As mentioned above, all transactions in the Bitcoin network are recorded in the blockchain by miners. While the blockchain and miner network has the semblance of a governing body in the sense that it keeps track of all bitcoins in existence, it’s still in the public domain and therefore cannot be monopolized.
This means that no single person or group of persons has a hold on the network—which, in turn, means that bitcoins can remain fully transparent and neutral in its transactions.
But if there is no official body acting as a regulator, who can you trust to make sure that transactions do go through? The answer: no one. And it sounds bad, but it’s actually a good thing. The Bitcoin system is designed to operate without the need for trust. See, it’s not simply a digital currency, it’s a cryptocurrency, which means that it is heavily based on encryption techniques to keep it safe. Instead of operating based on customer trust, Bitcoin operates using tried and tested mathematics (more on that later). Cheating the network is impossible due to its public environment. Not only that, but the system is encrypted so that trying to commit fraud would require an extremely large amount of computing power, which would by then have been more useful if you just used it to mine more bitcoins.
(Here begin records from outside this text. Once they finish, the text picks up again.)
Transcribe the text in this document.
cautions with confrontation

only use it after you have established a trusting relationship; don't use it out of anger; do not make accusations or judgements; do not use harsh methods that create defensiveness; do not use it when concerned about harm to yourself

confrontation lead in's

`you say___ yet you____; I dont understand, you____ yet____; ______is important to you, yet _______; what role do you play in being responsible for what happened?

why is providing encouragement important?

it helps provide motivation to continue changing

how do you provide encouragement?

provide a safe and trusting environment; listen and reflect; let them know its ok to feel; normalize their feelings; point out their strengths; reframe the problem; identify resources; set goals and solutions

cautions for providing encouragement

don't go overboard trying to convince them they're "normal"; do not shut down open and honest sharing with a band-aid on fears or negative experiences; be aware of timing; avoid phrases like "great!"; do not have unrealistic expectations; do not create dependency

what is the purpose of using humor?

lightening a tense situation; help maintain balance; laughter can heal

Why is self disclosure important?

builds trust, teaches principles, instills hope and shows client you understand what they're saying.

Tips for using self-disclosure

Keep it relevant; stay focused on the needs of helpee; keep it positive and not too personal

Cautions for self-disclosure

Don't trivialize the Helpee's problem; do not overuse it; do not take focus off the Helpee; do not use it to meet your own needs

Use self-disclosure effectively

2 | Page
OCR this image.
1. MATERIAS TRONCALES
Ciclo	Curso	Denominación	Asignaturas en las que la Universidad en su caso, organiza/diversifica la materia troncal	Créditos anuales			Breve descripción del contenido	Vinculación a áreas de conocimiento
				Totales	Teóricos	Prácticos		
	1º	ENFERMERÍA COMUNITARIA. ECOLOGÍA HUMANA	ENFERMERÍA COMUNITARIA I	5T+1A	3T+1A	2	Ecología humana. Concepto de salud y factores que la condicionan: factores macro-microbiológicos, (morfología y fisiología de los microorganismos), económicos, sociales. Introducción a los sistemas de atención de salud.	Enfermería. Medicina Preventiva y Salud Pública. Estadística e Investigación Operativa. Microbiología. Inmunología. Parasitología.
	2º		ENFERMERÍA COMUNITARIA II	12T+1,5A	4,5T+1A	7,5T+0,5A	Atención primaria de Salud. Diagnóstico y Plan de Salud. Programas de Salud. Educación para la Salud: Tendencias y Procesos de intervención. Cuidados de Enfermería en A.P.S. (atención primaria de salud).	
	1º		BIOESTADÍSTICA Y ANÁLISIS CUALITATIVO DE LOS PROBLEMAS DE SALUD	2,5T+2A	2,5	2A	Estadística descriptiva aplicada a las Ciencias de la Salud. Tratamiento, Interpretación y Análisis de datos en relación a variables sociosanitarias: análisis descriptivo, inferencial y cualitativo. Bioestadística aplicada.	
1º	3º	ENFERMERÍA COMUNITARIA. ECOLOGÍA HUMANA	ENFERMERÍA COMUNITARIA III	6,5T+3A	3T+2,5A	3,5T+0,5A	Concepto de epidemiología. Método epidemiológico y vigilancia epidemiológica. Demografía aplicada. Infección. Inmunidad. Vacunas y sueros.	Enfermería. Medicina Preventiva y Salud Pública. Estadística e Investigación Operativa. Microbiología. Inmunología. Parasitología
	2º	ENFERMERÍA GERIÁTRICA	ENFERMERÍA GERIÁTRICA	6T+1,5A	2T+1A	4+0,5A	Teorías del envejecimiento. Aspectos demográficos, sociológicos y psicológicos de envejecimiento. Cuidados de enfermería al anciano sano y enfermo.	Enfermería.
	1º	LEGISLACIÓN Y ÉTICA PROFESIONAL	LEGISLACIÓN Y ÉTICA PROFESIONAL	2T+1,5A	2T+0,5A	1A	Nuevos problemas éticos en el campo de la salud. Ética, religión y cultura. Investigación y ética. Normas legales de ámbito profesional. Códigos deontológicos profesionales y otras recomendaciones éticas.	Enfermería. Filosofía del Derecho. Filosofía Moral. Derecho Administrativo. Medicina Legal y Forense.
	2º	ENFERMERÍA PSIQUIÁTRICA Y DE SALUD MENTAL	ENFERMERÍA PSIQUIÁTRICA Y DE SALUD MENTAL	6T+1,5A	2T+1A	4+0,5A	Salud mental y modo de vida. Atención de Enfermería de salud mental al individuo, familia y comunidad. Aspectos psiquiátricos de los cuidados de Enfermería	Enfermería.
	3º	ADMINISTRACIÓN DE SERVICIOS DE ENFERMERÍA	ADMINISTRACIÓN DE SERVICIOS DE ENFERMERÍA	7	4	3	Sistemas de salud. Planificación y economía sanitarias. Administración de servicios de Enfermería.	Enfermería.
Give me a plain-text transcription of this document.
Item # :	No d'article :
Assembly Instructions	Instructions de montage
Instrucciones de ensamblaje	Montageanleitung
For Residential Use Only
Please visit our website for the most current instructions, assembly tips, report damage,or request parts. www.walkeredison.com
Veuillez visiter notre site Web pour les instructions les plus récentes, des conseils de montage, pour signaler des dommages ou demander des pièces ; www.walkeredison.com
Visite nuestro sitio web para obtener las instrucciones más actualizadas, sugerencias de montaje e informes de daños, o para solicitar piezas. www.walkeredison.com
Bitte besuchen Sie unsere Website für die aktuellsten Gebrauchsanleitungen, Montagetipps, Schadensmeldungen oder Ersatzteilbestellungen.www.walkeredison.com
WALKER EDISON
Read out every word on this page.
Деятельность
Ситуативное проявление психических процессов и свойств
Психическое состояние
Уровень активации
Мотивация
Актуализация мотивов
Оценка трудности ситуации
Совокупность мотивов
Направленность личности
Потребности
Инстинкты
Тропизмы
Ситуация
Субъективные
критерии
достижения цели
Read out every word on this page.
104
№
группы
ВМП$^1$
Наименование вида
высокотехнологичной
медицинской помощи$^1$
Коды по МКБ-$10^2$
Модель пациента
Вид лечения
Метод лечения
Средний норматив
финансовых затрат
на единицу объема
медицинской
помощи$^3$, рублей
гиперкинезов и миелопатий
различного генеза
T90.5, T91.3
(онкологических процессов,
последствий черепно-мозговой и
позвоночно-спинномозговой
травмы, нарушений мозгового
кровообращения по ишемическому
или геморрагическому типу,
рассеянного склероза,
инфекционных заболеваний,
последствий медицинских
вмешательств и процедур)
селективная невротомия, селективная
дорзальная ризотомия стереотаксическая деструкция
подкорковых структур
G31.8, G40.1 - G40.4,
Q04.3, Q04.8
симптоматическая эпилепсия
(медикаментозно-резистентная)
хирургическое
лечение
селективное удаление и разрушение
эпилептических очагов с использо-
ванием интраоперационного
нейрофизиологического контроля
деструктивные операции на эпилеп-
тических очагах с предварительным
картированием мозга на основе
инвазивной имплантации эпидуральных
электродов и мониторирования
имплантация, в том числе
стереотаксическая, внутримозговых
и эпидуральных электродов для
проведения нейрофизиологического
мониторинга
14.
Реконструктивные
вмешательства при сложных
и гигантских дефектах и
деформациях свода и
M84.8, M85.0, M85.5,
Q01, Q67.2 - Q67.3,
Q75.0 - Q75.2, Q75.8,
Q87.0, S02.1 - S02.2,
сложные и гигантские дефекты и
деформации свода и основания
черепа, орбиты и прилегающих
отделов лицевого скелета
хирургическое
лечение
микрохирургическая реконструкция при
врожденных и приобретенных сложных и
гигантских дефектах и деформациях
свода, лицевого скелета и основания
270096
The security system, aside from ensuring the reliability of Bitcoin transactions, also ensures that the identity of the Bitcoin users can be protected. Unlike in credit cards, your account number does not have any value in your transactions, which are ultimately verified using a private and public key. It works like this: you put a digital signature to your transactions using your private key which can be verified by the users of the network using your public key. The keys are encrypted so that the public key can only ever work if you had used the correct private key in the first place.
This means that:
- Your identity can’t be stolen by criminals to make fraudulent transactions in your name.
- You can choose to remain completely anonymous in the Bitcoin network, which may prove useful for some.
Lastly, bitcoins have the possibility of providing an ease of convenience that surpasses the traditional paying methods that we already have now. According to the Bitcoin site, using bitcoins allow you “to send and receive bitcoins anywhere in the world at any time. No bank holidays. No borders. No bureaucracy. Bitcoin allows its users to be in full control of their money.